Parents used less content-specific words when playing with traditional toys with their infants than when playing with books.
Children who play with electronic toys may have an impaired language development compared to playing with books, revealed a new study.In a recent study published in the JAMA Pediatrics researcher Anna V. Sosa and colleagues from Northern Arizona University, Flagstaff, conducted a controlled experiment involving 26 parent-infant pairs with children who were 10 to 16 months old.
‘Conversational turns during play teach children language. Therefore, parents much engage themselves during playtime with infants to develop the child’s verbal skills.’
Participants were given three sets of toys: electronic toys (a baby laptop, a talking farm and a baby cell phone); traditional toys (chunky wooden puzzle, shape-sorter and rubber blocks with pictures); and five board books with farm animal, shape or color themes.They found that while playing with electronic toys there were fewer adult words used, fewer conversational turns with verbal back-and-forth, fewer parental responses and less production of content-specific words than when playing with traditional toys or books.

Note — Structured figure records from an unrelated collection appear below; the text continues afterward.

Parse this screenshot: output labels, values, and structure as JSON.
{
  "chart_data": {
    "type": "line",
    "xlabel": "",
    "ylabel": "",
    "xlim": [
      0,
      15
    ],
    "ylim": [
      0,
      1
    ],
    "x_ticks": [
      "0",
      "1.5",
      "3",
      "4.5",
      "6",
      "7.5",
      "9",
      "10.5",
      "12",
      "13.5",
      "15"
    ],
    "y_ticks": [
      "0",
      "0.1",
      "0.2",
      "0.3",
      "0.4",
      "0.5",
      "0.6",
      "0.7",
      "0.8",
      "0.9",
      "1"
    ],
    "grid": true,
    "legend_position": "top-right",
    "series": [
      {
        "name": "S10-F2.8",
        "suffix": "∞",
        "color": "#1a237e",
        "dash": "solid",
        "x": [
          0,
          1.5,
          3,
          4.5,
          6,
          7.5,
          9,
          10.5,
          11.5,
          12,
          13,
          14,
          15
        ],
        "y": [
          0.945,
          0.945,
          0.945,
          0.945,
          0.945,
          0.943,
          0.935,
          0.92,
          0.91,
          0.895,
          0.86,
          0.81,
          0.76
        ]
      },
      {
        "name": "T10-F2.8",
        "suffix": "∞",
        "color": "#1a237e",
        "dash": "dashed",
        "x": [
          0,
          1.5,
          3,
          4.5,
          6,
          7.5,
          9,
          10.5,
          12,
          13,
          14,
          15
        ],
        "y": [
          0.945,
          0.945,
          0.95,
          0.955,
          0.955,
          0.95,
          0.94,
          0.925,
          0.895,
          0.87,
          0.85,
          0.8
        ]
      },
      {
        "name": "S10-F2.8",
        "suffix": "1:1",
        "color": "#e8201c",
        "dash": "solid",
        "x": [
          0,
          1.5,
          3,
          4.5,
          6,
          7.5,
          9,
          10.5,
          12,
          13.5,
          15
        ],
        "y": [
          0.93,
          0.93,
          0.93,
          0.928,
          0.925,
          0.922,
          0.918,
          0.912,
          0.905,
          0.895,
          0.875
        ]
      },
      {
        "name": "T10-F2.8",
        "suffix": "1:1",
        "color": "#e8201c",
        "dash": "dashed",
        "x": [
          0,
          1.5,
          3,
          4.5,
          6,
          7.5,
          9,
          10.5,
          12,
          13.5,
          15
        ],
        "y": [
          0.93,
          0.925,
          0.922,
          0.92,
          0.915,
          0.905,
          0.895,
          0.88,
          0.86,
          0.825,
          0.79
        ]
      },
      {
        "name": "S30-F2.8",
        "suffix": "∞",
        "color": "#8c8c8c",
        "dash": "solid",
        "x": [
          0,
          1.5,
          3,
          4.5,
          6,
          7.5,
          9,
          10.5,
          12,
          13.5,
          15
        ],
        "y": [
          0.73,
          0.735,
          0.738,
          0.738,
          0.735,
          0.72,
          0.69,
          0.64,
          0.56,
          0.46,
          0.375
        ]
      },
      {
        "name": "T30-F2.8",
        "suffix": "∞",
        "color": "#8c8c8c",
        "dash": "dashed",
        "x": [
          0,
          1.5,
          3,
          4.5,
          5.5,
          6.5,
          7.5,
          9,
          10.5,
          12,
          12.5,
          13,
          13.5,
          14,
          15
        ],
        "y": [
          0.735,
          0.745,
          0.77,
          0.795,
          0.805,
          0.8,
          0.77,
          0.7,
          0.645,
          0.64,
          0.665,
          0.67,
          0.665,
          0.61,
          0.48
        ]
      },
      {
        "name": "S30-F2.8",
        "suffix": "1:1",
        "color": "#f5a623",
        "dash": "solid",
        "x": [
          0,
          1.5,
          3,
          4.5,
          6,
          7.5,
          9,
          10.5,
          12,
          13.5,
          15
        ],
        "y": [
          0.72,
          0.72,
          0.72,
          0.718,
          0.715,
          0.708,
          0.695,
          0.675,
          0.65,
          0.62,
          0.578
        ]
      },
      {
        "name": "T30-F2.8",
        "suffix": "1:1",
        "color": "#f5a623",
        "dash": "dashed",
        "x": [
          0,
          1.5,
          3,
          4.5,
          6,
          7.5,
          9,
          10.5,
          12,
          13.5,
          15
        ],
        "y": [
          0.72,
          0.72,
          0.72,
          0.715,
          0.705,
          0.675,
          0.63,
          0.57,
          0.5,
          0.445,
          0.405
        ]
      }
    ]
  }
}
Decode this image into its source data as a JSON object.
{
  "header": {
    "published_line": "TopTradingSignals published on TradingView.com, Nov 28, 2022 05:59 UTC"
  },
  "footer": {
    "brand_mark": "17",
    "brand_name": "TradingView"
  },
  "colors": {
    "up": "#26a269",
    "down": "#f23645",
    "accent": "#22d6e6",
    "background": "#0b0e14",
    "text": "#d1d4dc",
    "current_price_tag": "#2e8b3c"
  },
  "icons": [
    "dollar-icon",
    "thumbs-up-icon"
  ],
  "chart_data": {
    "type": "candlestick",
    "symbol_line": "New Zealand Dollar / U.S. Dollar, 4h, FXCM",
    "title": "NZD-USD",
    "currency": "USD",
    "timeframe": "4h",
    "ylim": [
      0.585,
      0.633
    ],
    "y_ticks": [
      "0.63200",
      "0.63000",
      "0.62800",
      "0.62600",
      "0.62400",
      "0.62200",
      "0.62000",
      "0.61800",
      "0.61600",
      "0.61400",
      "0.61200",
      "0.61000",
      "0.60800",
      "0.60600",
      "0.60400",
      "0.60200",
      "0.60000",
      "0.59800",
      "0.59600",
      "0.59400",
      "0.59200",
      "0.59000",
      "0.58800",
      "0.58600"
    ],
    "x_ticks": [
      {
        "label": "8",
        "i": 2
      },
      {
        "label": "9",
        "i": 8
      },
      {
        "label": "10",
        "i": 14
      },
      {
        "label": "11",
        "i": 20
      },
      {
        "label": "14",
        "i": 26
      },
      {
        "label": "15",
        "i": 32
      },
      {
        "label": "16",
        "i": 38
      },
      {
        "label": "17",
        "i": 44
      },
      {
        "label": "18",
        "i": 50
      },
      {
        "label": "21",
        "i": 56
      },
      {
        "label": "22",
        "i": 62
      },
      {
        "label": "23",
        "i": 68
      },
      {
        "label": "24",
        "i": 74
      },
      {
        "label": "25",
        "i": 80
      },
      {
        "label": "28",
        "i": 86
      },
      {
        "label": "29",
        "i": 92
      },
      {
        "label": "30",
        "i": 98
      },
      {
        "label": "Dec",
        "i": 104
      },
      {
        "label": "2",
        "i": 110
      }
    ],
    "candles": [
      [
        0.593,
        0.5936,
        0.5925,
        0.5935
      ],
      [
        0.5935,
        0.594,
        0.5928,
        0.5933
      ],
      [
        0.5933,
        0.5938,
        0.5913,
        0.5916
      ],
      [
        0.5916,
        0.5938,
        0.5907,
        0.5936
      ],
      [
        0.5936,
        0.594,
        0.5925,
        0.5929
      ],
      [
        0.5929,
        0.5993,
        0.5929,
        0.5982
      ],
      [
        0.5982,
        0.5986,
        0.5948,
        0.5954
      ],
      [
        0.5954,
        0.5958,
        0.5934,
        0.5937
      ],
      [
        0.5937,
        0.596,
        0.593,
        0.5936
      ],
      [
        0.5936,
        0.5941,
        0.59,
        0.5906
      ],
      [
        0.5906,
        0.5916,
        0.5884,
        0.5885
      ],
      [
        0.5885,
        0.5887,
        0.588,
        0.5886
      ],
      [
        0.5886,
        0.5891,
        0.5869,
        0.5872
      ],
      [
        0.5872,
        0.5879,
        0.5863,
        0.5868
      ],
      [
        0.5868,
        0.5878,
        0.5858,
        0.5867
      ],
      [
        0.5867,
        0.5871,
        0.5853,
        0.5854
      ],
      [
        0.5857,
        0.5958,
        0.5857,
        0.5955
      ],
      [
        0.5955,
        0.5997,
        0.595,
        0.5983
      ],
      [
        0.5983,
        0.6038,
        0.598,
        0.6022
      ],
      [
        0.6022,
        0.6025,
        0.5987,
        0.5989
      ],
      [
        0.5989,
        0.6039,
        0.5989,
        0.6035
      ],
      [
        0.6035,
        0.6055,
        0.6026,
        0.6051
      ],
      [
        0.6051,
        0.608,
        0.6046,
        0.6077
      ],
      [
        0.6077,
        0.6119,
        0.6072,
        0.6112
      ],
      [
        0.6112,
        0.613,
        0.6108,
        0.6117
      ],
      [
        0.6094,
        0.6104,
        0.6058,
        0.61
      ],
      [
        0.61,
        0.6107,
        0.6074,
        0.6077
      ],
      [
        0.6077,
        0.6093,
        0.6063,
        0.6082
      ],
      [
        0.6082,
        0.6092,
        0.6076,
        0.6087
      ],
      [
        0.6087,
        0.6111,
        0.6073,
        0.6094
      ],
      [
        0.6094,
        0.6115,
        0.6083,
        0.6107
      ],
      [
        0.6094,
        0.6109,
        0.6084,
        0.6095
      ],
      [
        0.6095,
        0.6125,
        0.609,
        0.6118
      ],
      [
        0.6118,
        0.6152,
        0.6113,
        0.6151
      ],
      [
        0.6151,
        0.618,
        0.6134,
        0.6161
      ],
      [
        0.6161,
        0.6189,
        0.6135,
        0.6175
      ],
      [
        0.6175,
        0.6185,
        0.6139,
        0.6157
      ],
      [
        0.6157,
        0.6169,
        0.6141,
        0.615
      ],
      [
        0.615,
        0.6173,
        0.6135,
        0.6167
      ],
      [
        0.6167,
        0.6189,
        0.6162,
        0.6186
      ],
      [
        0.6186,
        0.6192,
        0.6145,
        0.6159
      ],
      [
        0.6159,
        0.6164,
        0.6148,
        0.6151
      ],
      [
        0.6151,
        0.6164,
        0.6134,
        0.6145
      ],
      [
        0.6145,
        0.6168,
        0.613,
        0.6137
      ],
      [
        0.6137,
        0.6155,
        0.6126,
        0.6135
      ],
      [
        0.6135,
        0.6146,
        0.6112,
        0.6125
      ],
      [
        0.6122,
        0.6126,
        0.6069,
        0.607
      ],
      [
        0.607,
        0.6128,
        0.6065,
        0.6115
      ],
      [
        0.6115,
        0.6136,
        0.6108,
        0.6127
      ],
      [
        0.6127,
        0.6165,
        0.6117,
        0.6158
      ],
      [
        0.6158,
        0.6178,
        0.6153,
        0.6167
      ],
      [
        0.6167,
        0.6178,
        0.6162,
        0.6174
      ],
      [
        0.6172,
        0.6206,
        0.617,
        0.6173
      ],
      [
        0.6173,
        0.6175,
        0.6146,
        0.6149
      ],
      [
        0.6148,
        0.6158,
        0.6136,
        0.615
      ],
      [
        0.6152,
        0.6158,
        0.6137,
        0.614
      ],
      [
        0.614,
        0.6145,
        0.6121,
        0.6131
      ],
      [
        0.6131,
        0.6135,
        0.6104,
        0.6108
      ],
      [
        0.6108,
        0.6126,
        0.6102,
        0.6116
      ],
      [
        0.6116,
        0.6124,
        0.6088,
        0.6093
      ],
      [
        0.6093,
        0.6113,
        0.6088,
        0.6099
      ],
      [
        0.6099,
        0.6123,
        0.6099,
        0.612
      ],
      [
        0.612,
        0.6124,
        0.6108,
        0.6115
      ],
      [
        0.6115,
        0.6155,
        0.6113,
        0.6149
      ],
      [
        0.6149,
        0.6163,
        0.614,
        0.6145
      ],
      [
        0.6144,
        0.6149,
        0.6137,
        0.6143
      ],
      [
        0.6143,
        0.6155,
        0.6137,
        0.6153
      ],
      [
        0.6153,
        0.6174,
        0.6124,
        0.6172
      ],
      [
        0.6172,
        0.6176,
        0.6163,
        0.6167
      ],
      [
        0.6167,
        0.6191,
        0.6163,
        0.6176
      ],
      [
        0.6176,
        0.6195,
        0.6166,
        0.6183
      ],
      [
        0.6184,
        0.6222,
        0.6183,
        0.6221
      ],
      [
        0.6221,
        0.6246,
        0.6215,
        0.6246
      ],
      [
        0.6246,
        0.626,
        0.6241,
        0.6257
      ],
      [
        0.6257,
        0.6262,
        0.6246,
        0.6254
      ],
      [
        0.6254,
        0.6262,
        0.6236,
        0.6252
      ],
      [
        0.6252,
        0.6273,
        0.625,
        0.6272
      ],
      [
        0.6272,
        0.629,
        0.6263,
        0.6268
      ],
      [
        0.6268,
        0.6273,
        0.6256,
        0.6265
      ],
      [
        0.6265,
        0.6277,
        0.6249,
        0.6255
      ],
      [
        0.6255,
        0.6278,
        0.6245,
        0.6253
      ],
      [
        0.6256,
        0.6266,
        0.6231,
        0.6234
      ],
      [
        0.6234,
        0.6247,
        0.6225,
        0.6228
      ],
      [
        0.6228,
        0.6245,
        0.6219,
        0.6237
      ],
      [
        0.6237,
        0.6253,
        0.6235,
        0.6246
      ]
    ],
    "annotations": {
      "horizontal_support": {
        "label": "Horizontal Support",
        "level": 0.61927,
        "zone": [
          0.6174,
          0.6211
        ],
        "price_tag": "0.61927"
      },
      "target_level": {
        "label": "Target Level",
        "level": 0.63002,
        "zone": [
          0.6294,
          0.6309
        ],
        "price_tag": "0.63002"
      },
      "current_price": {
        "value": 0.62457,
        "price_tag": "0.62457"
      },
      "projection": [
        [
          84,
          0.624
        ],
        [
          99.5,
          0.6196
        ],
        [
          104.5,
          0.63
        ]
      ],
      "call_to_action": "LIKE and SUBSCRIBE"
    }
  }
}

The study showed that parents also produced fewer words during play with traditional toys than while playing with books with infants. Parents also used less content-specific words when playing with traditional toys with their infants than when playing with books.
Researchers concluded, "Any digital enhancement should serve a clear purpose to engage the child not only with the toy/app, but also transfer that engagement to others and the world around them to make what they learned meaningful and generalizable. Digital features have enormous potential to engage children in play - particularly children with a higher sensory threshold - but it is important the child not get stuck in the toy/app's closed loop to the exclusion of real-world engagement. Bells and whistles may sell toys, but they also can detract value.”